Month: March 2023

Happiness is a group effort

Most people view emotions as existing primarily or even exclusively in their heads. Happiness is considered a state of mind; melancholy is a potential warning sign of mental illness. But the reality is that emotions are inherently social: They’re woven through our interactions.

Research has found that people laugh five times as often when they’re with others as when they’re alone. Even exchanging pleasantries with a stranger on a train is enough to spark joy. That’s not to say you can’t find delight in watching a show on Netflix. The problem is that bingeing is an individual pastime. Peak happiness lies mostly in collective activity.

We find our greatest bliss in moments of collective effervescence. It’s a concept coined in the early 20th century by the pioneering sociologist Émile Durkheim to describe the sense of energy and harmony people feel when they come together in a group around a shared purpose. Collective effervescence is the synchrony you feel when you slide into rhythm with friends on a dance floor, join teammates for a kick about,  do downward dogs with likeminded souls on your yoga mat!!

Collective effervescence happens when joie de vivre spreads through a group. Before Covid, research showed that more than three-quarters of people found collective effervescence at least once a week and almost a third experienced it at least once a day. They felt it when they sang in choruses and ran in races, and in quieter moments of connection at coffee shops and in yoga classes.

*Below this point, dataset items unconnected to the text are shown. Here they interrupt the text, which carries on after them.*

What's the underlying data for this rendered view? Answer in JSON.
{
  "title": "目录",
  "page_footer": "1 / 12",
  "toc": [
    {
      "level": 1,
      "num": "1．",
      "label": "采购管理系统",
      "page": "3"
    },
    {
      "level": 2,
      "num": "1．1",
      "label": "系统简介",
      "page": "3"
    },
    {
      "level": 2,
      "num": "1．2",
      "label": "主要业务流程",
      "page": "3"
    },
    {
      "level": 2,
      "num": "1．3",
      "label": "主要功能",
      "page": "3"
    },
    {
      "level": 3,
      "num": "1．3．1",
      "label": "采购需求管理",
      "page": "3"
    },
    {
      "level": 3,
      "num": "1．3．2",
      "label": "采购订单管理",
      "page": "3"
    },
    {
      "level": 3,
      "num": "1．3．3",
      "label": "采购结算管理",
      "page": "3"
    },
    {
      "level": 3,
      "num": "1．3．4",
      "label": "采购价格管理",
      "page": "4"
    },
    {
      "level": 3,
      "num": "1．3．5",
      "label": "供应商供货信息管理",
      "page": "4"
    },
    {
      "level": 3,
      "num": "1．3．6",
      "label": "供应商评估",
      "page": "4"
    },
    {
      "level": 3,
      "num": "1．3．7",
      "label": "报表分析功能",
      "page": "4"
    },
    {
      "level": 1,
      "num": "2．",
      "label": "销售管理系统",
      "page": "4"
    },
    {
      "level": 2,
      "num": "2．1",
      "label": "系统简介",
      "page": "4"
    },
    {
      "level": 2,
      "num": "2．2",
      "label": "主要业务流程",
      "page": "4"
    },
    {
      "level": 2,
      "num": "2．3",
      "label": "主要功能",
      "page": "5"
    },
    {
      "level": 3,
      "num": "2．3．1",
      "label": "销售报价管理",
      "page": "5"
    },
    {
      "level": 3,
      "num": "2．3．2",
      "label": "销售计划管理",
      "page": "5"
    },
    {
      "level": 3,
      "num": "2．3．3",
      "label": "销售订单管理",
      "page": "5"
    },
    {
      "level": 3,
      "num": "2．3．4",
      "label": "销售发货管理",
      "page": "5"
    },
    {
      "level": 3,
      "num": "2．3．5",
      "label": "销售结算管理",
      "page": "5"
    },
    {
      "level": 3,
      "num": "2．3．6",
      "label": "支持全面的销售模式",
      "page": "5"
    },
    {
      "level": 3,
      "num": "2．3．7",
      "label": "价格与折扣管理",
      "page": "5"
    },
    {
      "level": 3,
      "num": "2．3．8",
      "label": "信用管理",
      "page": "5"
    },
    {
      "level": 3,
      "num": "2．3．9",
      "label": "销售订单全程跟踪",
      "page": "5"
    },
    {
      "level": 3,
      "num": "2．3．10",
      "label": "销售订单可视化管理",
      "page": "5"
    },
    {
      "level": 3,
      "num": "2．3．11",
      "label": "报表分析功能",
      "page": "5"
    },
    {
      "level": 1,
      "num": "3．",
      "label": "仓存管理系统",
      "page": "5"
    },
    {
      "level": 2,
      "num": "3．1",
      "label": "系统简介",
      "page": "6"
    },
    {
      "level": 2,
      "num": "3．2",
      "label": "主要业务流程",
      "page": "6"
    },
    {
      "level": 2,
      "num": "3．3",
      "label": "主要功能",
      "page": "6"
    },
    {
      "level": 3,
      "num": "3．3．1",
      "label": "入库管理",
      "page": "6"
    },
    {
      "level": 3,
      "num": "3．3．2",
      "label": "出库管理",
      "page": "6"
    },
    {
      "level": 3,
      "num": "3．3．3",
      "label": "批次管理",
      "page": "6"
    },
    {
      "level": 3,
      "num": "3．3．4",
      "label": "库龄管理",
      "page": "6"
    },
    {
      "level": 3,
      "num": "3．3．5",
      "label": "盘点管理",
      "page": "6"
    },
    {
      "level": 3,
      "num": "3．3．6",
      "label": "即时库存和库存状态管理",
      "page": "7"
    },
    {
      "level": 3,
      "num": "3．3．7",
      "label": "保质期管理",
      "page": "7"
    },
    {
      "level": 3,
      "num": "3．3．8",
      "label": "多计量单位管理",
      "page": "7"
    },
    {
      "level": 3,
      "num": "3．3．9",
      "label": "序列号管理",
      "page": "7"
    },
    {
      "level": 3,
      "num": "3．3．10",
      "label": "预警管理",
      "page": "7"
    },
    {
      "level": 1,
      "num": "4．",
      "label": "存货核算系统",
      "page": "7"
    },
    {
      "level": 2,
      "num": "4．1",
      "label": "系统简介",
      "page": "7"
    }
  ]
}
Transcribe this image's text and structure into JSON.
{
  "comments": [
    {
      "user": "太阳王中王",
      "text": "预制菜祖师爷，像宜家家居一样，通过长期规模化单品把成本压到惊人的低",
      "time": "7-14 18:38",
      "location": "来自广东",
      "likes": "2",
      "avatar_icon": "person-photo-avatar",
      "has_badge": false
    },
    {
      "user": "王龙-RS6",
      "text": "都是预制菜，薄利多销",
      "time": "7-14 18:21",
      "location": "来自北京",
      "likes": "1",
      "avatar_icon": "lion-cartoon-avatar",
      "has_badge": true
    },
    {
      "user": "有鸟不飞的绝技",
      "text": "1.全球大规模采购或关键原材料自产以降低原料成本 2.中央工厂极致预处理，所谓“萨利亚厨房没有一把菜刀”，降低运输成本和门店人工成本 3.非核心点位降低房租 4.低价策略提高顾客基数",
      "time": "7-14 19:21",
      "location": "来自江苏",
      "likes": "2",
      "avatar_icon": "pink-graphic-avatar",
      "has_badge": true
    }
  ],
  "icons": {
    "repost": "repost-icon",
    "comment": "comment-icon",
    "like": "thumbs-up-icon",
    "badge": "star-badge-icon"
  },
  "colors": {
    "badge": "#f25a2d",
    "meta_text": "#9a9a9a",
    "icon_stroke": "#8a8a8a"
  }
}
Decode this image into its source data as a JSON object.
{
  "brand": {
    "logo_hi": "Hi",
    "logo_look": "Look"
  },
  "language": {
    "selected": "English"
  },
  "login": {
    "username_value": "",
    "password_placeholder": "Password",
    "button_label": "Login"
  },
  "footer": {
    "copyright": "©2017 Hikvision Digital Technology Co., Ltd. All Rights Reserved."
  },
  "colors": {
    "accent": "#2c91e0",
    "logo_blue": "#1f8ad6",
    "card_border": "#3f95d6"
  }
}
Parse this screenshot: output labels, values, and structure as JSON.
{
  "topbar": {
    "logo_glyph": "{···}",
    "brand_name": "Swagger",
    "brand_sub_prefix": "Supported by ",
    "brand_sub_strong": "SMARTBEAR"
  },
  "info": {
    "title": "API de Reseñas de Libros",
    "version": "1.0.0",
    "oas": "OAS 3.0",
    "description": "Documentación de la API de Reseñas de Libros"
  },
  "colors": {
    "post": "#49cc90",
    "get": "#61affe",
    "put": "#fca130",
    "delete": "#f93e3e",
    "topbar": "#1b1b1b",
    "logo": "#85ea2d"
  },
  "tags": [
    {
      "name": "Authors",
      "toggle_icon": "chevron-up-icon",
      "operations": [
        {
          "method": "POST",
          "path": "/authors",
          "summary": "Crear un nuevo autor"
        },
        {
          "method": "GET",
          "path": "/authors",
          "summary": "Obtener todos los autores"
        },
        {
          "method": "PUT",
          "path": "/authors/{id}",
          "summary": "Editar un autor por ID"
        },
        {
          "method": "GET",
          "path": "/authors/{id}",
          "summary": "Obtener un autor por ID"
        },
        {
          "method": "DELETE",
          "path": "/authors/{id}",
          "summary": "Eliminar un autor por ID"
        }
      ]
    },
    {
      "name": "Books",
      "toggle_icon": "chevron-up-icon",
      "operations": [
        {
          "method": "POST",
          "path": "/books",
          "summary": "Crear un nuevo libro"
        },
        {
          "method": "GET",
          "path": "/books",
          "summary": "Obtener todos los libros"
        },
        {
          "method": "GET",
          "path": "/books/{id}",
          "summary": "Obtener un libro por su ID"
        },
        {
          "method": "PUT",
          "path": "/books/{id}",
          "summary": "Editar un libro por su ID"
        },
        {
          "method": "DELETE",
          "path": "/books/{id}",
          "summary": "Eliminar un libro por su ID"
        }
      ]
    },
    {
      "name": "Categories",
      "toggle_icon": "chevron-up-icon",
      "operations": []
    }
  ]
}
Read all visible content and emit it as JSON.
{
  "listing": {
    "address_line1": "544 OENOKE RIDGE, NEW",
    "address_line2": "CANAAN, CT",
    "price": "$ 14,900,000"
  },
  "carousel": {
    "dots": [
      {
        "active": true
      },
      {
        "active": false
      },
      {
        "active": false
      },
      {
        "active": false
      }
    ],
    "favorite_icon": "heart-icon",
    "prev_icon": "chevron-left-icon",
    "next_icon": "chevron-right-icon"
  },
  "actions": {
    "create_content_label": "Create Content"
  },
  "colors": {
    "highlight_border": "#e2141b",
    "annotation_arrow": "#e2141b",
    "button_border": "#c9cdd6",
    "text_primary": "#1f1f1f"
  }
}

Emotions are like contagious diseases: They can spread from person to person. “Emotional contagion is when we are literally infected with other people’s emotions,” Sigal Barsade, a management professor and a leading researcher on the topic, has explained. “In almost all of our studies, what we have found is that people don’t realize it’s happening.”

When the pandemic began in 2020, the first negative emotion to spread was fear. Waves of panic crashed through communities, compelling people to purify packages and hoard hand sanitizer. As too many people lost loved ones, too many others lost jobs and everyone lost some semblance of normal life. The number of adults with symptoms of depression or anxiety spiked from one in 10 to about four in 10.

And there’s reason to believe these symptoms haven’t been caused only by the crisis itself — they’ve actually been transferred from person to person. Studies show that if your spouse, your family member or your roommate develops depression, you’re at heightened risk for it. And contagion isn’t limited to face-to-face interaction: Emotions can spread through social media posts and text messages, too.

Psychologists find that in cultures where people pursue happiness individually, they may actually become lonelier. But in cultures where they pursue happiness socially — through connecting, caring and contributing — people appear to be more likely to gain well-being.

The American Declaration of Independence promised unalienable rights to life, liberty and the pursuit of happiness. If we want that pursuit to bring us bliss, it may be time to create a Declaration of Interdependence. You can feel depressed and anxious alone, but it’s rare to laugh alone or love alone. Joy shared is joy sustained.